Burns riacquista lucidità e scagiona Omer, spiegando che a sparargli è invece stata la giovane Maggie Simpson: il miliardario aveva cercato di rubarle il leccalecca dalle mani ma la pistola che Burns aveva con sé era caduta nelle mani della piccola Maggie e un colpo era partito accidentalmente. La polizia decide quindi di archiviare il caso.
La birra.
Per oscurare il sole il birrificio Three Floyds dell’Indiana (qui il loro profilo) propongono invece una potente imperial stout chiamata appunto “Blot out the sun”. Si tratta di una produzione occasionale, che appare ogni tanto durante mesi più freddi del midwest americano; ne esiste ovviamente anche una versione barricata in botti di bourbon. L’etichetta è disegnata dall’artista Conor Nolan e realizzata dallo Zimmer-Design.
Il suo colore non è esattamente nero come le tenebre che vorrebbe evocare ma poco ci manca; la schiuma è piuttosto generosa e abbastanza compatta, con un’ottima persistenza. Nonostante siano passati quasi due anni dalla messa in bottiglia, l’aroma è ancora sorprendentemente luppolato: resina e pompelmo dominano il palcoscenico rilegando in secondo piano le tostature e il cioccolato. L’intensità è ancora buona, la pulizia non manca. Il mouthfeel è forse un pochino debole per la gradazione alcolica (10.4%) ma la bevibilità ne trae beneficio: più che viscoso olio motore è una morbida carezza quella che attraversa il palato. Il gusto non delude le aspettative create dell’aroma: nel bicchiere c’è una “very hoppy” imperial stout nella quale resina e pompelmo guidano le danze e sono sostenuto da un sottofondo “nero” di tostature, caffè e cioccolato.
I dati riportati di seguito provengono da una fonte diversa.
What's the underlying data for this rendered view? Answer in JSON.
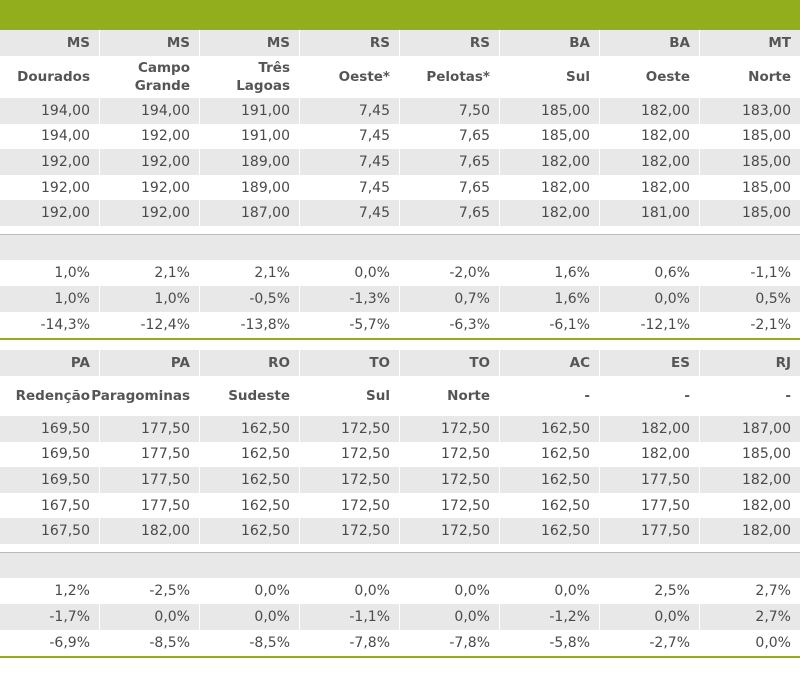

La bevuta parte un po’ in sordina ma progredisce rapidamente in un potente crescendo che culmina in un finale piuttosto amaro nel quale il resinoso prevale sul torrefatto e l’alcool riscalda con vigore anima e corpo. In secondo piano caramello e frutta sotto spirito, ma sono dettagli di poco conto.
Imperial stout robusta e potente, molto pulita, non difficile da sorseggiare: Blot Out the Sun non regala molte emozioni ma la soddisfazione non manca, sebbene il prezzo del biglietto mi sembri onestamente un po’ troppo salato.
Formato 65 cl., alc. 10.4%, IBU 97, imbott. 15/01/2016, prezzo indicativo 20.00 dollari.